Die zwölf beratschlagten halblaut, welchen Betreuer und Gefährten sie Jesus zuweisen sollten. Schließlich kamen sie überein, ihm zwei zu geben: Hezechäus für das Gemeinschaftsleben und Jokanaan für die religiöse Unterweisung. Man rief Hezechäus herbei, um ihn über seine neue verantwortungsvolle Aufgabe aufzuklären. Dabei wurde auch angeordnet, daß Jesus, je nach Umständen und Bedürfnissen, in der Tischlerwerkstatt und auf den Feldern arbeiten solle.

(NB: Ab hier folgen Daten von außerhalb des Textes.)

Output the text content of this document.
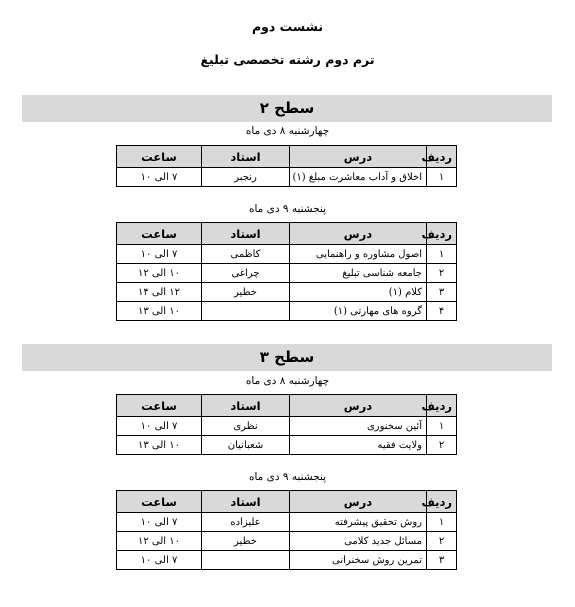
نشست دوم
ترم دوم رشته تخصصی تبلیغ
سطح ۲
چهارشنبه ۸ دی ماه
ردیف	درس	استاد	ساعت
۱	اخلاق و آداب معاشرت مبلغ (۱)	رنجبر	۷ الی ۱۰
پنجشنبه ۹ دی ماه
ردیف	درس	استاد	ساعت
۱	اصول مشاوره و راهنمایی	کاظمی	۷ الی ۱۰
۲	جامعه شناسی تبلیغ	چراغی	۱۰ الی ۱۲
۳	کلام (۱)	خطیر	۱۲ الی ۱۴
۴	گروه های مهارتی (۱)		۱۰ الی ۱۳
سطح ۳
چهارشنبه ۸ دی ماه
ردیف	درس	استاد	ساعت
۱	آئین سخنوری	نظری	۷ الی ۱۰
۲	ولایت فقیه	شعبانیان	۱۰ الی ۱۳
پنجشنبه ۹ دی ماه
ردیف	درس	استاد	ساعت
۱	روش تحقیق پیشرفته	علیزاده	۷ الی ۱۰
۲	مسائل جدید کلامی	خطیر	۱۰ الی ۱۲
۳	تمرین روش سخنرانی		۷ الی ۱۰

»Was seine Unterbringung betrifft«, verfügte der Meister der Essener, »so wird er in deinem Haus wohnen, Hezechäus. Nun geht!«
Der Hof lag verlassen; nur eine einzige Fackel leuchtete ihm noch. Oben im Turm hielt der Späher sein wachsames Auge auf den Horizont gerichtet; wohl für den Fall, daß die Sterne vom Himmel fielen oder rötliche Staubwirbel das Nahen der Heerscharen des Bösen ankündigten. Sie gelangten an ein langgestrecktes Gebäude, das in einzelne Wohnzellen mit jeweils eigener Haustüre unterteilt war. Hezechäus öffnete seine Tür, zündete eine Lampe an, zog eine zusammengerollte Matratze aus einer Ecke hervor, klopfte sie aus und meinte zu Jesus: »Hier ist dein Bett.«
»Ich habe Durst«, sagte Jesus.
»Auf dem Fensterbrett steht ein Krug.«
In langen, gierigen Zügen trank er das frische, nur ganz leicht salzig schmeckende Wasser. Zum Umfallen müde war er! Am Boden kniend, verrichteten sie ihr Gebet. Dann fiel Jesus erschöpft auf sein Lager. Draußen wisperte der Wind seine irrwitzigen Fragen ins Dunkel der Nacht. Die Sterne funkelten wie eh und je über den Köpfen dieser Menschen, die fest daran glaubten, daß die Gestirne früher oder später vom Himmel fallen würden, weil die Juden vom rechten Weg abgekommen waren. Weit weg, im entferntesten Winkel Asiens, legte sich der erwachende Tag über die Reisfelder, und die Hibiskussträucher wiegten ihre taubeperlten Blüten im Morgenwind.
XX.
Der Prozeß der Kleinmütigen
Die Tage vergingen wie im Flug und die Nächte, so wie der Sand durch die Finger rinnt und nichts als feinen Staub zurückläßt. Die Welt draußen, Jerusalem und Kafarnaum, Marias ureigenste Art, das Brot in ein Leinentuch einzuwickeln, und Josefs typische Geste, wenn er die Klinge des Hobels prüfte, der Duft der Orangenbäume in der schlammigen Erde gegen Ende des Winters und das Kindergeschrei im Gäßchen nahe bei ihrem Haus, merkwürdige Erinnerungen wie die an den greinenden Aristophoros oder an Saphira, wie sie eine Sandale in der Nacht verliert — all dies zerfiel zu Staub, zu Staub im Wind. Er hatte gelernt, den Acker zu bestellen, und er konnte mittlerweile Hebräisch. Sein Körper war hart geworden wie Stahl, ein Feuerstein würde er bald sein und Funken sprühen bei jeglichem heftigen Stoß. In einigen Wochen war sein Noviziat beendet. Qumran sollte nun sein Jerusalem werden. Vielleicht würde er eines Tages die Welt wiedersehen, falls man ihn auserwählen sollte, anderswo eine neue Gemeinschaft zu gründen.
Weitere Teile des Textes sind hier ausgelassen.